Saturday, January 5, 2013

Schlaflyish ESB


So there I was. My target mash temp was 153 F. According to both Brew365 and Hopville this temperature aught to be achievable by mixing 4.5 gallons of 166F water with 13.75 lbs. of 65F grist. Using my brand new Taylor waterproof compact digital thermometer, I determined that the strike water was less than one degree fahrenheit over 166. Dough-in time!

Then, out of the blue, for the first time since I've been all-grain brewing,  tragedy struck. Once I mixed the grist with the strike water thoroughly, I proceeded to take a temperature reading with my handy new thermometer. Result? The mash temperature was only 149F!

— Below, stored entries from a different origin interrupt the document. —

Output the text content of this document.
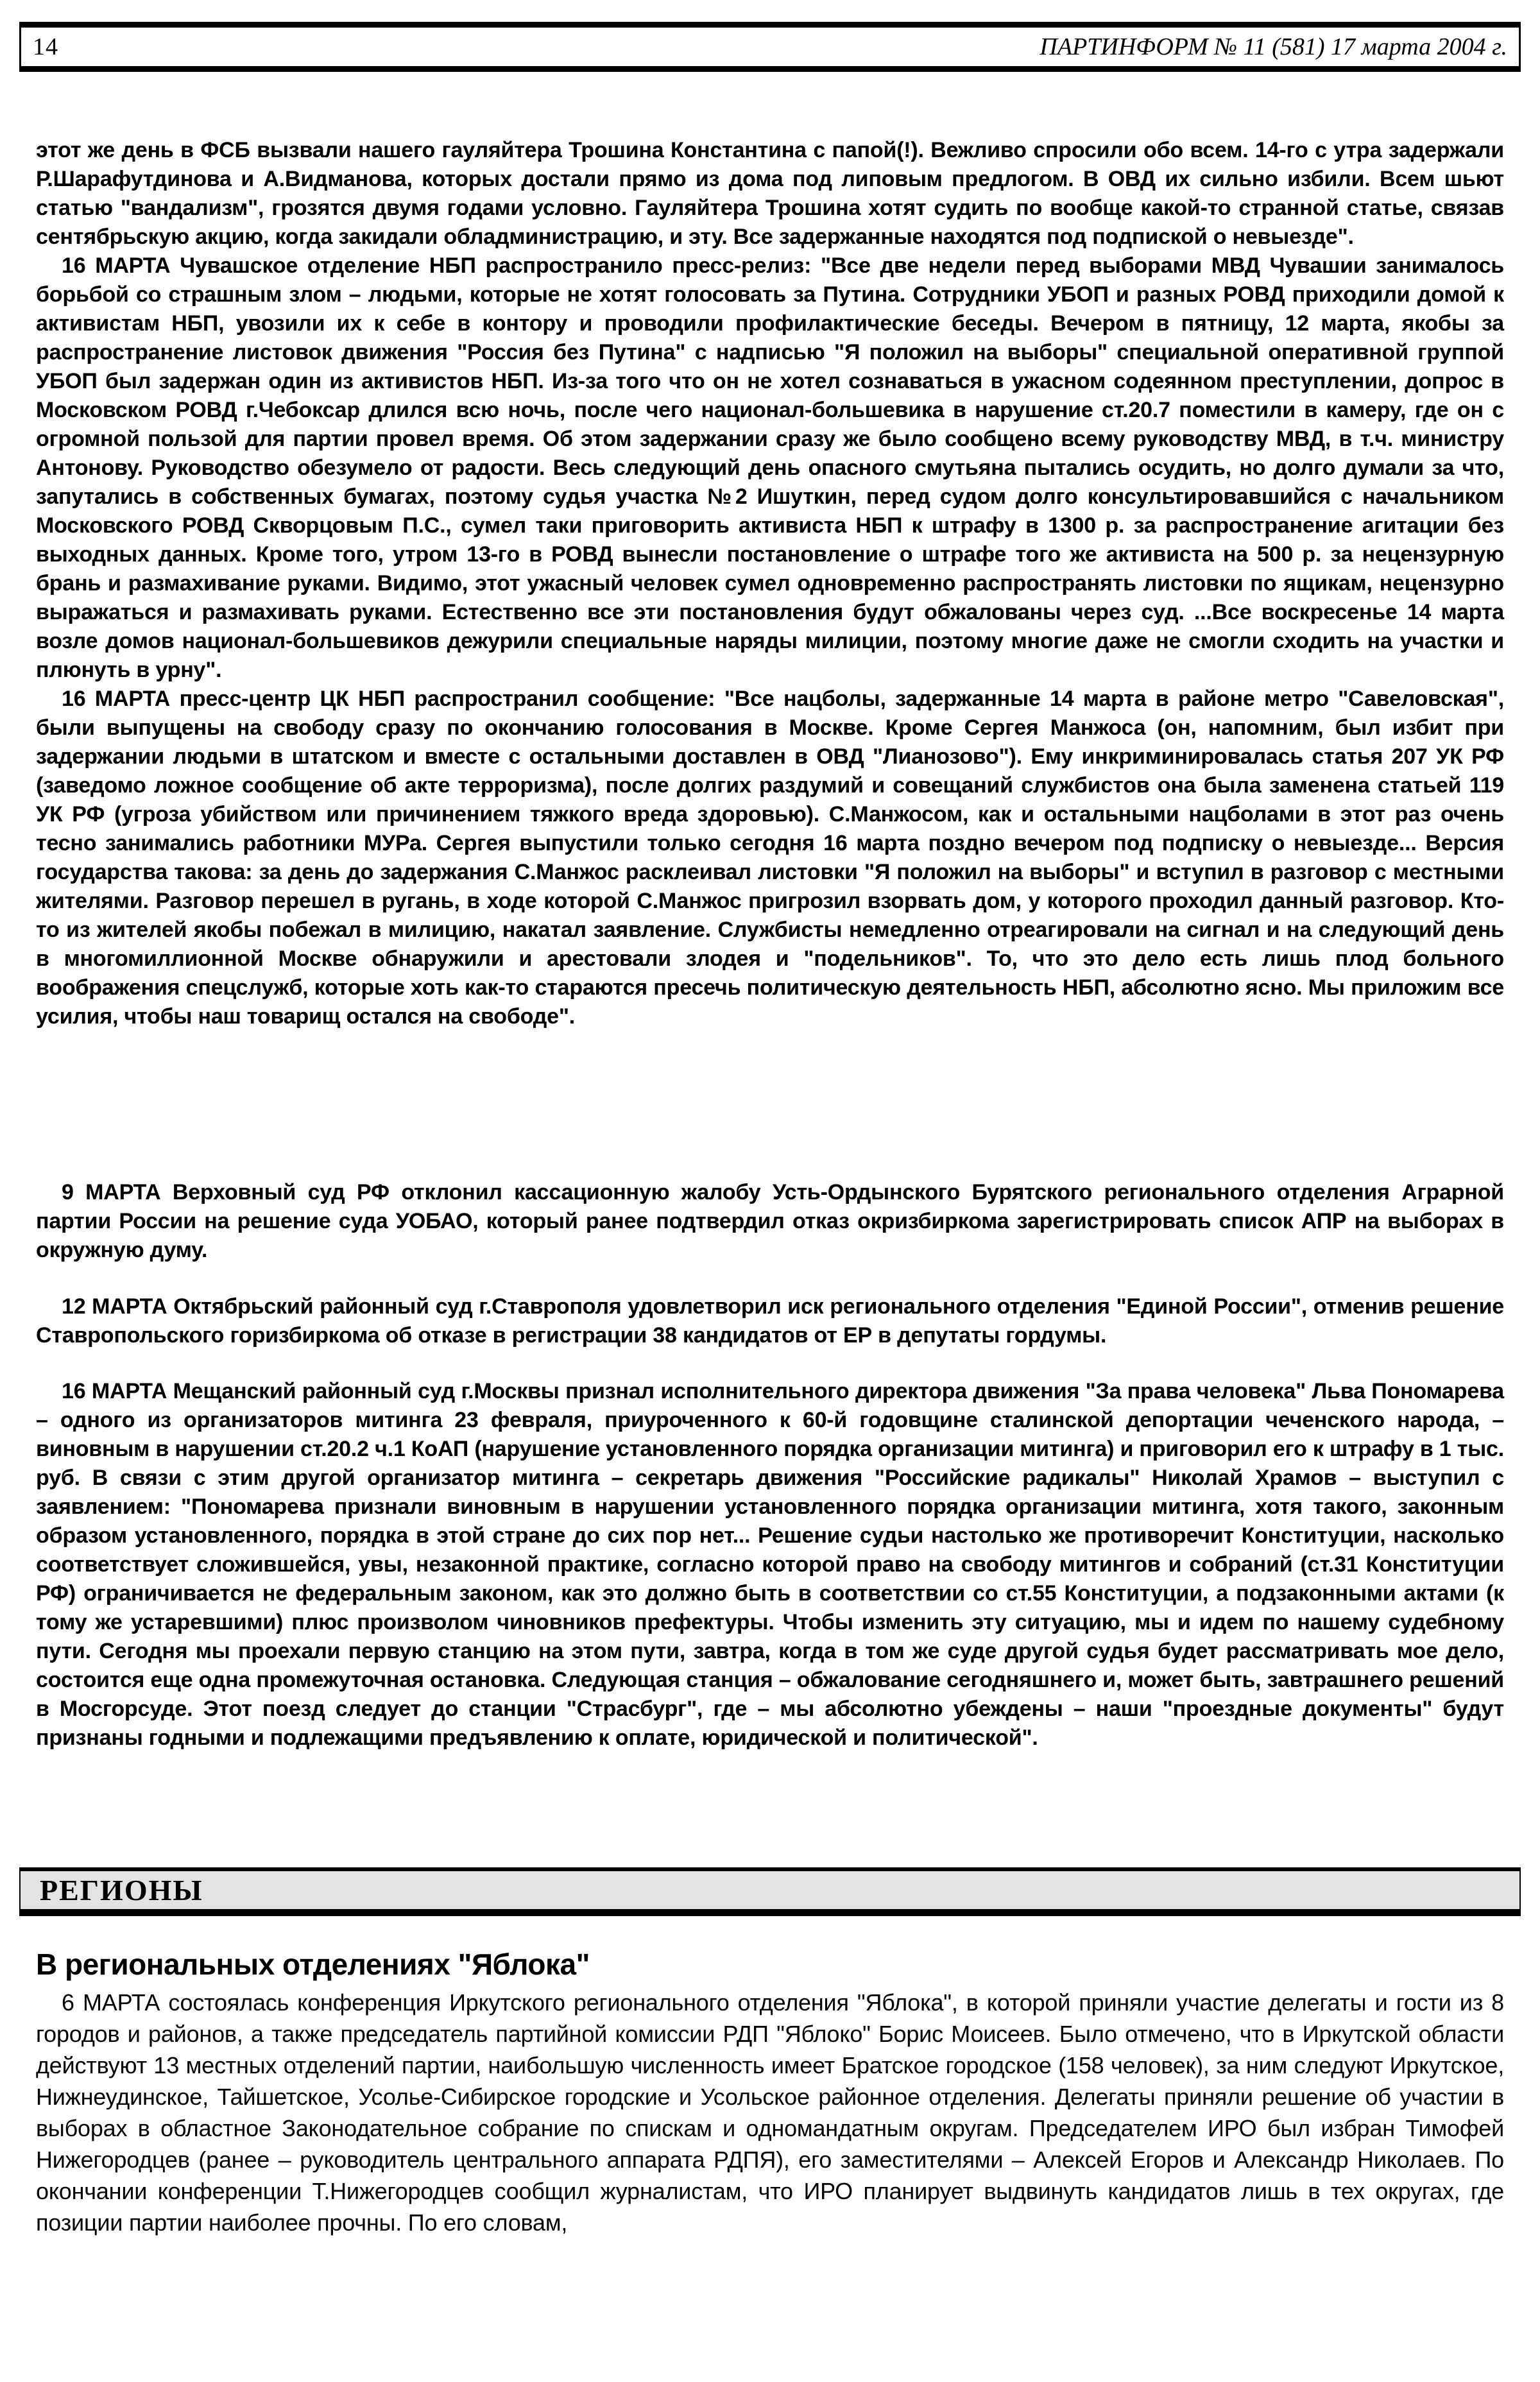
14	ПАРТИНФОРМ № 11 (581) 17 марта 2004 г.

этот же день в ФСБ вызвали нашего гауляйтера Трошина Константина с папой(!). Вежливо спросили обо всем. 14-го с утра задержали Р.Шарафутдинова и А.Видманова, которых достали прямо из дома под липовым предлогом. В ОВД их сильно избили. Всем шьют статью "вандализм", грозятся двумя годами условно. Гауляйтера Трошина хотят судить по вообще какой-то странной статье, связав сентябрьскую акцию, когда закидали обладминистрацию, и эту. Все задержанные находятся под подпиской о невыезде".

16 МАРТА Чувашское отделение НБП распространило пресс-релиз: "Все две недели перед выборами МВД Чувашии занималось борьбой со страшным злом – людьми, которые не хотят голосовать за Путина. Сотрудники УБОП и разных РОВД приходили домой к активистам НБП, увозили их к себе в контору и проводили профилактические беседы. Вечером в пятницу, 12 марта, якобы за распространение листовок движения "Россия без Путина" с надписью "Я положил на выборы" специальной оперативной группой УБОП был задержан один из активистов НБП. Из-за того что он не хотел сознаваться в ужасном содеянном преступлении, допрос в Московском РОВД г.Чебоксар длился всю ночь, после чего национал-большевика в нарушение ст.20.7 поместили в камеру, где он с огромной пользой для партии провел время. Об этом задержании сразу же было сообщено всему руководству МВД, в т.ч. министру Антонову. Руководство обезумело от радости. Весь следующий день опасного смутьяна пытались осудить, но долго думали за что, запутались в собственных бумагах, поэтому судья участка №2 Ишуткин, перед судом долго консультировавшийся с начальником Московского РОВД Скворцовым П.С., сумел таки приговорить активиста НБП к штрафу в 1300 р. за распространение агитации без выходных данных. Кроме того, утром 13-го в РОВД вынесли постановление о штрафе того же активиста на 500 р. за нецензурную брань и размахивание руками. Видимо, этот ужасный человек сумел одновременно распространять листовки по ящикам, нецензурно выражаться и размахивать руками. Естественно все эти постановления будут обжалованы через суд. ...Все воскресенье 14 марта возле домов национал-большевиков дежурили специальные наряды милиции, поэтому многие даже не смогли сходить на участки и плюнуть в урну".

16 МАРТА пресс-центр ЦК НБП распространил сообщение: "Все нацболы, задержанные 14 марта в районе метро "Савеловская", были выпущены на свободу сразу по окончанию голосования в Москве. Кроме Сергея Манжоса (он, напомним, был избит при задержании людьми в штатском и вместе с остальными доставлен в ОВД "Лианозово"). Ему инкриминировалась статья 207 УК РФ (заведомо ложное сообщение об акте терроризма), после долгих раздумий и совещаний службистов она была заменена статьей 119 УК РФ (угроза убийством или причинением тяжкого вреда здоровью). С.Манжосом, как и остальными нацболами в этот раз очень тесно занимались работники МУРа. Сергея выпустили только сегодня 16 марта поздно вечером под подписку о невыезде... Версия государства такова: за день до задержания С.Манжос расклеивал листовки "Я положил на выборы" и вступил в разговор с местными жителями. Разговор перешел в ругань, в ходе которой С.Манжос пригрозил взорвать дом, у которого проходил данный разговор. Кто-то из жителей якобы побежал в милицию, накатал заявление. Службисты немедленно отреагировали на сигнал и на следующий день в многомиллионной Москве обнаружили и арестовали злодея и "подельников". То, что это дело есть лишь плод больного воображения спецслужб, которые хоть как-то стараются пресечь политическую деятельность НБП, абсолютно ясно. Мы приложим все усилия, чтобы наш товарищ остался на свободе".

9 МАРТА Верховный суд РФ отклонил кассационную жалобу Усть-Ордынского Бурятского регионального отделения Аграрной партии России на решение суда УОБАО, который ранее подтвердил отказ окризбиркома зарегистрировать список АПР на выборах в окружную думу.

12 МАРТА Октябрьский районный суд г.Ставрополя удовлетворил иск регионального отделения "Единой России", отменив решение Ставропольского горизбиркома об отказе в регистрации 38 кандидатов от ЕР в депутаты гордумы.

16 МАРТА Мещанский районный суд г.Москвы признал исполнительного директора движения "За права человека" Льва Пономарева – одного из организаторов митинга 23 февраля, приуроченного к 60-й годовщине сталинской депортации чеченского народа, – виновным в нарушении ст.20.2 ч.1 КоАП (нарушение установленного порядка организации митинга) и приговорил его к штрафу в 1 тыс. руб. В связи с этим другой организатор митинга – секретарь движения "Российские радикалы" Николай Храмов – выступил с заявлением: "Пономарева признали виновным в нарушении установленного порядка организации митинга, хотя такого, законным образом установленного, порядка в этой стране до сих пор нет... Решение судьи настолько же противоречит Конституции, насколько соответствует сложившейся, увы, незаконной практике, согласно которой право на свободу митингов и собраний (ст.31 Конституции РФ) ограничивается не федеральным законом, как это должно быть в соответствии со ст.55 Конституции, а подзаконными актами (к тому же устаревшими) плюс произволом чиновников префектуры. Чтобы изменить эту ситуацию, мы и идем по нашему судебному пути. Сегодня мы проехали первую станцию на этом пути, завтра, когда в том же суде другой судья будет рассматривать мое дело, состоится еще одна промежуточная остановка. Следующая станция – обжалование сегодняшнего и, может быть, завтрашнего решений в Мосгорсуде. Этот поезд следует до станции "Страсбург", где – мы абсолютно убеждены – наши "проездные документы" будут признаны годными и подлежащими предъявлению к оплате, юридической и политической".

РЕГИОНЫ
В региональных отделениях "Яблока"

6 МАРТА состоялась конференция Иркутского регионального отделения "Яблока", в которой приняли участие делегаты и гости из 8 городов и районов, а также председатель партийной комиссии РДП "Яблоко" Борис Моисеев. Было отмечено, что в Иркутской области действуют 13 местных отделений партии, наибольшую численность имеет Братское городское (158 человек), за ним следуют Иркутское, Нижнеудинское, Тайшетское, Усолье-Сибирское городские и Усольское районное отделения. Делегаты приняли решение об участии в выборах в областное Законодательное собрание по спискам и одномандатным округам. Председателем ИРО был избран Тимофей Нижегородцев (ранее – руководитель центрального аппарата РДПЯ), его заместителями – Алексей Егоров и Александр Николаев. По окончании конференции Т.Нижегородцев сообщил журналистам, что ИРО планирует выдвинуть кандидатов лишь в тех округах, где позиции партии наиболее прочны. По его словам,
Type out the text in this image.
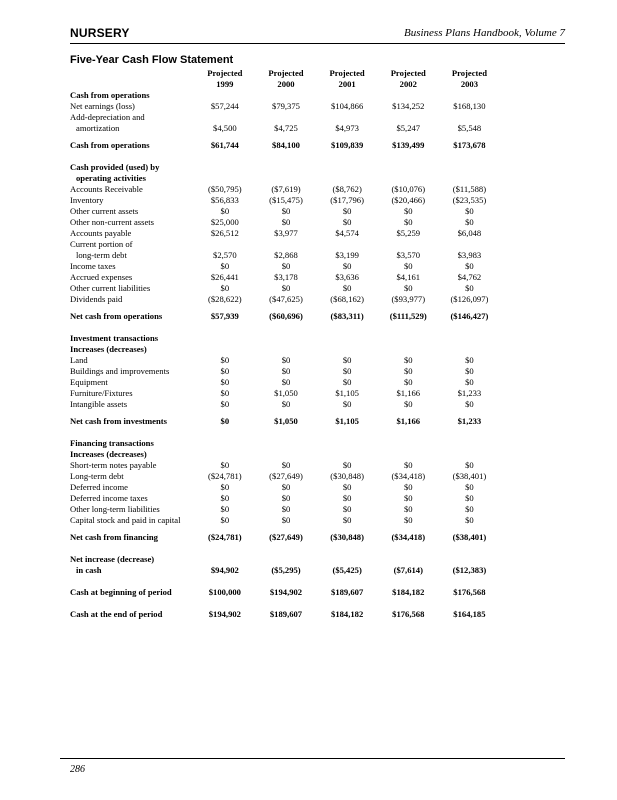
NURSERY	Business Plans Handbook, Volume 7
Five-Year Cash Flow Statement
	Projected	Projected	Projected	Projected	Projected
	1999	2000	2001	2002	2003
Cash from operations					
Net earnings (loss)	$57,244	$79,375	$104,866	$134,252	$168,130
Add-depreciation and					
amortization	$4,500	$4,725	$4,973	$5,247	$5,548

Cash from operations	$61,744	$84,100	$109,839	$139,499	$173,678

Cash provided (used) by					
operating activities					
Accounts Receivable	($50,795)	($7,619)	($8,762)	($10,076)	($11,588)
Inventory	$56,833	($15,475)	($17,796)	($20,466)	($23,535)
Other current assets	$0	$0	$0	$0	$0
Other non-current assets	$25,000	$0	$0	$0	$0
Accounts payable	$26,512	$3,977	$4,574	$5,259	$6,048
Current portion of					
long-term debt	$2,570	$2,868	$3,199	$3,570	$3,983
Income taxes	$0	$0	$0	$0	$0
Accrued expenses	$26,441	$3,178	$3,636	$4,161	$4,762
Other current liabilities	$0	$0	$0	$0	$0
Dividends paid	($28,622)	($47,625)	($68,162)	($93,977)	($126,097)

Net cash from operations	$57,939	($60,696)	($83,311)	($111,529)	($146,427)

Investment transactions					
Increases (decreases)					
Land	$0	$0	$0	$0	$0
Buildings and improvements	$0	$0	$0	$0	$0
Equipment	$0	$0	$0	$0	$0
Furniture/Fixtures	$0	$1,050	$1,105	$1,166	$1,233
Intangible assets	$0	$0	$0	$0	$0

Net cash from investments	$0	$1,050	$1,105	$1,166	$1,233

Financing transactions					
Increases (decreases)					
Short-term notes payable	$0	$0	$0	$0	$0
Long-term debt	($24,781)	($27,649)	($30,848)	($34,418)	($38,401)
Deferred income	$0	$0	$0	$0	$0
Deferred income taxes	$0	$0	$0	$0	$0
Other long-term liabilities	$0	$0	$0	$0	$0
Capital stock and paid in capital	$0	$0	$0	$0	$0

Net cash from financing	($24,781)	($27,649)	($30,848)	($34,418)	($38,401)

Net increase (decrease)					
in cash	$94,902	($5,295)	($5,425)	($7,614)	($12,383)

Cash at beginning of period	$100,000	$194,902	$189,607	$184,182	$176,568

Cash at the end of period	$194,902	$189,607	$184,182	$176,568	$164,185
286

One-hundred and forty-nine Fahrenheiting degrees!!!

This would be perfect if I were brewing a Belgian blonde or the like--all starches become easily fermentible sugars, making for a thin, dry, highly attenuated brew, almost no unfermentable dextrins. However, as the reader may have guessed, I was NOT making a Belgian blonde. No ma'am. Today was Schlafly Winter ESB clone day. ESB (or English Extra-Special Bitter) as a style is neither thin, nor dry. It is full-bodied, malty (balanced with a good dose of hop bitterness and flavor), and almost sweet. Anything but thin and dry.

Time to improvise a plan B. And quickly! Our mash temperature has come in almost 5 degrees below target, and we have less than 5-minutes to take bold corrective measures, or write yet another batch off as a potentially delicious brew lost to poor temperature control.

What to do? What to do? . . . Fortunately, I just happened to have a little less than 2 gallons of water already boiling in the kitchen in preparation for mash-out. Adding this directly to the mash within 3 minutes of dough-in raised the temp to 154F. (I don't have a good reason for why I already had the mash-out infusion at full boil a full hour before it was supposed to be added. So don't ask.)

But was the beer saved? We'll just have to wait and see.

S.G. 1.047
O.G. 1.059

Here is the Beer Recipator version.

January 5, 2013 Tasting

S.G. 1.017--This is a good number. Apparently the cooler-than-optimal initial mash in was counteracted by my good luck and quick thinking in adding the boiling mash-out water at the beginning of the mash instead.

Good bitterness. Body is good at room temperature I hope this holds up when chilled. Very little aroma. A bit fruity in a way that is comparable to other ESB's I've tasted. Not mind blowing. Not bad either.

I'm detecting an off flavor. Having trouble identifying it. This batch (along with all the others I brewed in December 2012) fermented cool--between 60F & 65F. I'm going to bring it upstairs to rest at warmer temps for a couple of days before kegging. Then I'll bring in my team of beer tasters to help me identify the remaining problem, if any.

1 comment:

  1. How familiar are you with Munich Malt? Out of style for a real ESB (and Schlafly's isn't) but I suspect it may be more responsible for the flavor you can't place than the rye. Looking forward to trying it.